La foule des Burkinabè sur la place de la Nation à Ouagadougou, le 31 octobre 2014.
REUTERS/Joe Penney

Les tombeurs de Blaise Compaoré ont tenu à rester maîtres de leur stratégie de retour à la normale. Et ont réussi à faire admettre leur vision

Certaines références font presque inévitablement sursauter aujourd’hui lorsqu’on y a recours. En effet, notre monde, devenu gros consommateur de modes diverses, donne la préférence aux théories éphémères qui ne durent souvent ce que dure l’exposition médiatique de leurs auteurs. Il a logiquement mis aux oubliettes les grandes idéologies de naguère que ne défendent désormais qu’une poignée de régimes et quelques groupuscules extrémistes. Tel est le sort réservé au léninisme. Celui-ci ne s’entend plus convoqué dans l’analyse des grands bouleversements politiques, sociaux et économiques alors que jusque dans les années 1970 et jusqu’à la perestroïka russe, il avait été outrageusement et même abusivement utilisé pour expliquer le monde tel qu’il était et tel qu’il s’apprêtait à devenir.

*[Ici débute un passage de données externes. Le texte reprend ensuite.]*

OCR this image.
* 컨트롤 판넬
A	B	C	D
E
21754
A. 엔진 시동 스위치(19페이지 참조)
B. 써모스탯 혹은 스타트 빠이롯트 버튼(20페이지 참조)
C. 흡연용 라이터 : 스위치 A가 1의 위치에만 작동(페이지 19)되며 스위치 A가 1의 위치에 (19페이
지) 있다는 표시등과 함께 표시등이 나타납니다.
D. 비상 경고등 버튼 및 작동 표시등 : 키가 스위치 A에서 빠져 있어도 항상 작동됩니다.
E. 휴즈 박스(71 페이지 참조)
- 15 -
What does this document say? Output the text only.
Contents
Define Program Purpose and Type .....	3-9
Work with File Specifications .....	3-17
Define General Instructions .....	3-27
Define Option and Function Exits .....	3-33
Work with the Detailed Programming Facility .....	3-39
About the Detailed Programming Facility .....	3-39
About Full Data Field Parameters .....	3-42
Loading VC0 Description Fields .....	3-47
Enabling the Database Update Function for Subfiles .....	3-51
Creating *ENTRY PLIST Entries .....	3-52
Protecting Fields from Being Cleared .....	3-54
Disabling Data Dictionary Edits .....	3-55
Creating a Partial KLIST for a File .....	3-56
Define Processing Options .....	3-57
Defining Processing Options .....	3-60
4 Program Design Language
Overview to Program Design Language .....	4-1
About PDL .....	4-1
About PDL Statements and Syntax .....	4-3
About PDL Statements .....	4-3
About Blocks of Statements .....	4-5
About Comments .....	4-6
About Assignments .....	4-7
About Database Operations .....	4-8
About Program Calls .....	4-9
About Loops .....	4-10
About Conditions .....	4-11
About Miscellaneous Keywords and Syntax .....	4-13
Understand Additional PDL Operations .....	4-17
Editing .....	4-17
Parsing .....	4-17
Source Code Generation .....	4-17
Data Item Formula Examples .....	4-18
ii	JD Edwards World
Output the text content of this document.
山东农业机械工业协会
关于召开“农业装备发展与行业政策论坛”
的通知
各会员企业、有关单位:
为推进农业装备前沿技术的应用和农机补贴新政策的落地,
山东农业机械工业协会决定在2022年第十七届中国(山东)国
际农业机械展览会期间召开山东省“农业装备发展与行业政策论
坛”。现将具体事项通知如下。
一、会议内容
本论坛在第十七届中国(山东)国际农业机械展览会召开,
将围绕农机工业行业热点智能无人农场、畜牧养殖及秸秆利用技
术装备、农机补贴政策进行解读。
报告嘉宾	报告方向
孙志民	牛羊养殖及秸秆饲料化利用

Nous n’avons pas la prétention de nous atteler à une réhabilitation de la pensée de Vladimir Ilitch. Mais par contre, il nous paraît intéressant d’attirer l’attention sur une particularité des idées que développait Lénine lorsqu’il abordait les problèmes d’organisation et de stratégie politiques. La pensée léniniste se signalait alors par une peu commune souplesse tactique. L’inspirateur de la Révolution d’octobre 1917 était un fin analyste des rapports de force entre les pouvoirs installés et les forces de contestation aussi bien en Europe que dans son pays. Réactif à l’extrême, il théorisait avec une célérité étonnante sur les changements à apporter dans la préparation de la révolution prolétarienne. L’exercice n’était pas sans risque et comme tout esprit agile, Lénine s’est parfois trompé dans ses prévisions. Mais il ne se laissait guère troubler quand le cours des événements venait contrarier sa vision. Il élaborait aussitôt une nouvelle ligne d’action tout en restant fidèle à ses convictions fondamentales.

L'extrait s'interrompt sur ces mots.